Now, though, the latest polls suggest that the undecided are making up their minds in Germany, and, with the election less than three weeks off, breaking for conservative challenger Angela Merkel, her Christian Democrats and their expected junior partner the Free Democrats.

This after weeks of agonizing about all sorts of scrambled possibilities as undecideds stood close to 50 percent:

Would the governing Social Democrats under Schroeder slip back into power with the same anti-US rhetoric that brought Schroeder a surprise victory last time, this time focused on US designs on Iran instead of Iraq?

(Looks like not – Schroeder is picking up undecideds at a much slower rate than Merkel.)
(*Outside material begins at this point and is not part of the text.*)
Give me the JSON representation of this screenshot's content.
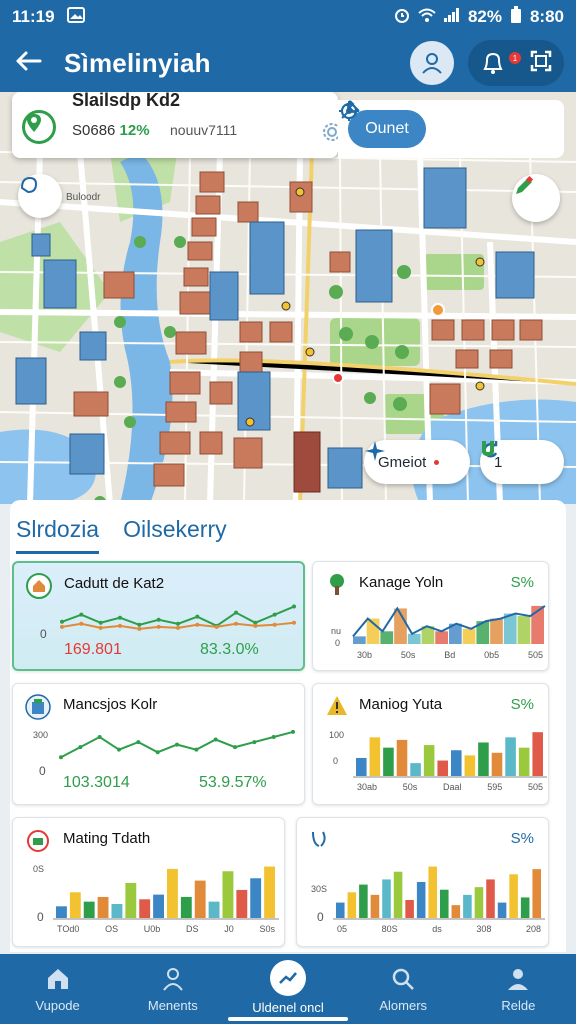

Would the Christian Democrats and Free Democrats fail to clear 50 percent, requiring a Grand Coalition with the Social Democrats? (Imagine W. offering Joe Lieberman the vice presidency in 2000 and you get the idea of the angst behind this.) Free Democrat parliamentarian Werner Hoyer said that such a coalition would be “reason to emigrate.”

Others are calmer.  An American analyst argues that Germany’s previous CDU/CSU-SPD Grand Coalition, of 1966-1969, was the necessary confidence-builder that paved the way for the long and successful reigns of Willy Brandt and Helmut Schmidt; that it strengthened the center-right FPD and paved the way for the emergence of the Greens. Janes also argues that the period set Germany up for a decade of economic prosperity and laid the foundations of Germany’s Ostpolitik, the engagement with the East that helped undermine the foundations of the Berlin Wall. The Grand Coalition period, though, can also be seen as the (re) birth of right- and left-wing extremist movements. A fertile time for good and ill, in short.

I sense from the coverage that the levels of hysteria about the results that we were seeing a few weeks ago are ratcheting down. Chief among reasons is the slippage of Die Linke (the Leftists). While it surged earlier in the summer, the latest polls suggest it could miss the 5 % threshold to enter parliament at all.

So what does it all mean?  The question of whether Germany is "ready" for a woman Chancellor is of interest for various reasons. 

Then there's the question of what Merkel can do on the economy and will do with Germany abroad.  She is likely to make further efforts to rebuild ties with the US, but there will be limits on what she will want to offer while her top priority is difficult and unpopular reforms at home.  Some imagine her taking up the banner of European leadership in the post-Eu referendum vacuum, but this too seems unlikely given the challenges she will face at home, at least right away.  A CDU administration is likely to produce some significant shifts within the EU, not least on trade policy; the French will find themselves more isolated.  Would the EU then be able to move more strongly to put the US in a corner on agricultural liberalization and other trade issues?  An interesting question.

Lastly, even though the furor has died down a bit, significant changes are afoot in Germany.  Manfred Guellner, head of Germany's Forsa polling group, put it this way – the institutional system that has given Germany so many decades of stability “has reached its limits.”

Two weeks ago I ran into a former US Ambassador to Germany, a man never at a loss for words.  What's going to happen?  I asked.

"I don't know" he said.  "But fasten your seatbelts.  The post-Cold War order is breaking up.  And really, why shouldn't it?"